Speaking in front of the committee, Diamond labelled the roles of some Barclays employees in the scandal as “reprehensible”, but was tripped up a couple of times when asked about his knowledge of the Libor manipulation.
Dissatisfaction with the high street banks is driving people to take action – George Blunden, Charity Bank
He claimed that he only found out about it “this month” – something that Barclays’ 2011 Annual Report, which was released in March this year, suggests otherwise. It mentions “investigations” into rate-fixing allegations, and is signed off by Diamond himself.
On a number of occasions throughout the questioning, including in his opening gambit, Diamond relayed his “love” for Barclays.
“I love Barclays, that’s where it starts”, he began. “I love Barclays because of the people.”
But given the fact that last year, he cashed in the biggest cheque out of all FTSE 100 chiefs – a cushy £21m to be precise – this is somewhat unsurprising. He went on to describe how he felt “physically ill” when he learnt about the rate-manipulation.
“I’d say that we’re in danger of getting distracted by personalities and missing the point that the entire banking system is fundamentally broken”, he said.
“Manipulating interest rates is one thing, but the thing we should really be worried about is the fact that the bulk of the money supply is on loan from banks, because 97% of money is created by banks when they make loans.
“This is the root of the huge personal debts that people have and it’s also why banking has been such a hugely profitable industry for so many years.”
But the public are fighting back. According to figures released by two of the UK’s leading ethical banks, the recent sustained uncertainty and scandal in the banking sector has spawned a natural surge in interest in the ethical options.
We reported this morning how Triodos Bank had witnessed a 51% surge in account applications last week, and on Monday, opened three times as many accounts compared to an average day.
This past week has destroyed consumers’ trust, not only in the banks but also in the establishment tasked with protecting the public interest – Louis Brooke, Move Your Money
On top of this, Charity Bank welcomed 440 new customers between January 1 and June 30 this year – a figure 300 more than the same period in 2011. More recently, visitors to Charity Bank’s website, and the number of savings account enquiries doubled in the past week.
“Dissatisfaction with the high street banks is driving people to take action”, explained George Blunden, chairman of Charity Bank.
“Ordinary members of the public are beginning to realise that there is an alternative to depositing their savings in commercial banks, where they will have no idea what use their money is put to.”
Triodos and Charity Bank are just two of a number of ethical or sustainable options for individuals in the UK.
It was recently revealed that financial institutions that focused their business around values were outperforming those that had a primary aim of increasing capital.

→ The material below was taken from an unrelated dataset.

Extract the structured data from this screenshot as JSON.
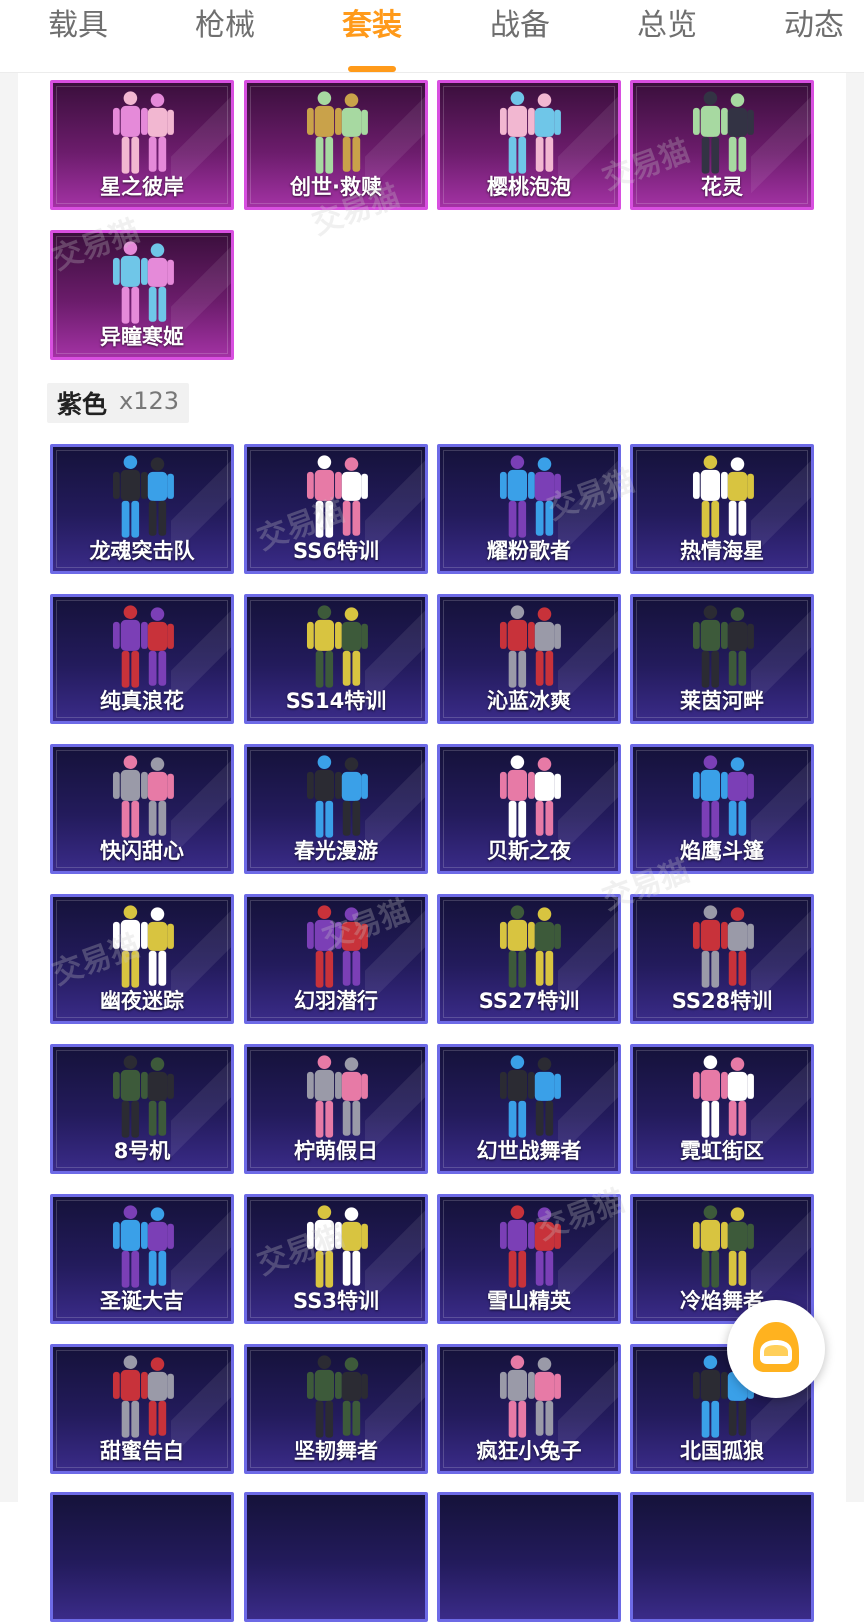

The study, called Strong, Straightforward and Sustainable Banking was conducted by the Global Alliance for Banking on Values, and compared the performance of 17 “values-driven” banks with 29 of the largest, most influential mainstream ones. It concluded that the more ethical institutions delivered better returns than the high street behemoths.
“This banking scandal is swiftly turning into a political crisis”, commented Louis Brooke, spokesperson for Move Your Money, a national campaign aimed at encouraging people to switch to ethical banks.
“This past week has destroyed consumers’ trust, not only in the banks but also in the establishment tasked with protecting the public interest.
“The concentration of wealth and power in four big banks has been bad for customers, bad for business and bad for Britain.
“It has also had a corrosive effect on the entire political establishment who have been compelled to go to any lengths to prop up the too big to fail banks irrespective of how depraved their behaviour has become.
“Politicians seem intent on point scoring rather than finding a meaningful solution to our broken banking system. That’s why the public are taking matters into their own hands and moving their money”.